The pure devotee (Prabhupada) has a lot of ammunition.  He has very good reasoning power and good arguments.  He has personal saintliness and a mystical connection with the Supreme.  In addition, Prabhupada had the ancient and great Vaisnava tradition behind him.  He was from India and spoke of many acaryas who also spoke of Krishna consciousness.  He said that what he was preaching was the same thing that Christ and Buddha had taught.  So if we went against him, we went against all the Visnu incarnations, all the God-teachers and sages of renunciation and lovers of the Supreme.  He frankly said that the truth was beyond our senses; we should accept it and be humble.

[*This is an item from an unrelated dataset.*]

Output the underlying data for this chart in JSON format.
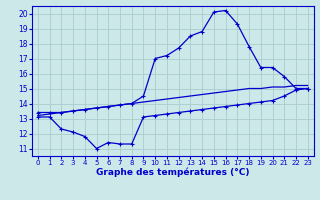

When I speak of my own conversion, I may also speak for other devotees who joined with me at this time.  One thing we all had in common is that we were suffering from material life and we admitted it.  Prabhupada said that what he was teaching would bring us freedom from anxiety.  We wanted that.  Swamiji himself appeared to be free of anxiety, and he was “fixed”.  He said that we could do it just by chanting Hare Krishna.  We tried it, and when we did not feel much change Prabhupada would assure us, “You will, eventually.”  He told us to be patient. 

But for ourselves, did we experience anything?  Yes, undoubtedly; something.  I attained release from bad personal habits and addictions.  This was something tangible; I knew it for sure.  In a more general sense, I also experienced a new meaning to life, a willingness to be part of the adventure of living and hearing from the Swami.  To speak psychologically, I would say that Krishna consciousness fulfilled a deep need in my psyche, a desire to be like a monk, someone who would seriously approach a guru.  I had perhaps never thought of it exactly in those terms, but I had read about it in novels like Hermann Hesse’s The Glass Bead Game and Siddhartha.  The idea of discipleship was not entirely strange to me.  These are some of the things that the Swami had going for him in his battle against our cynicism – the battle to save souls, to convert us.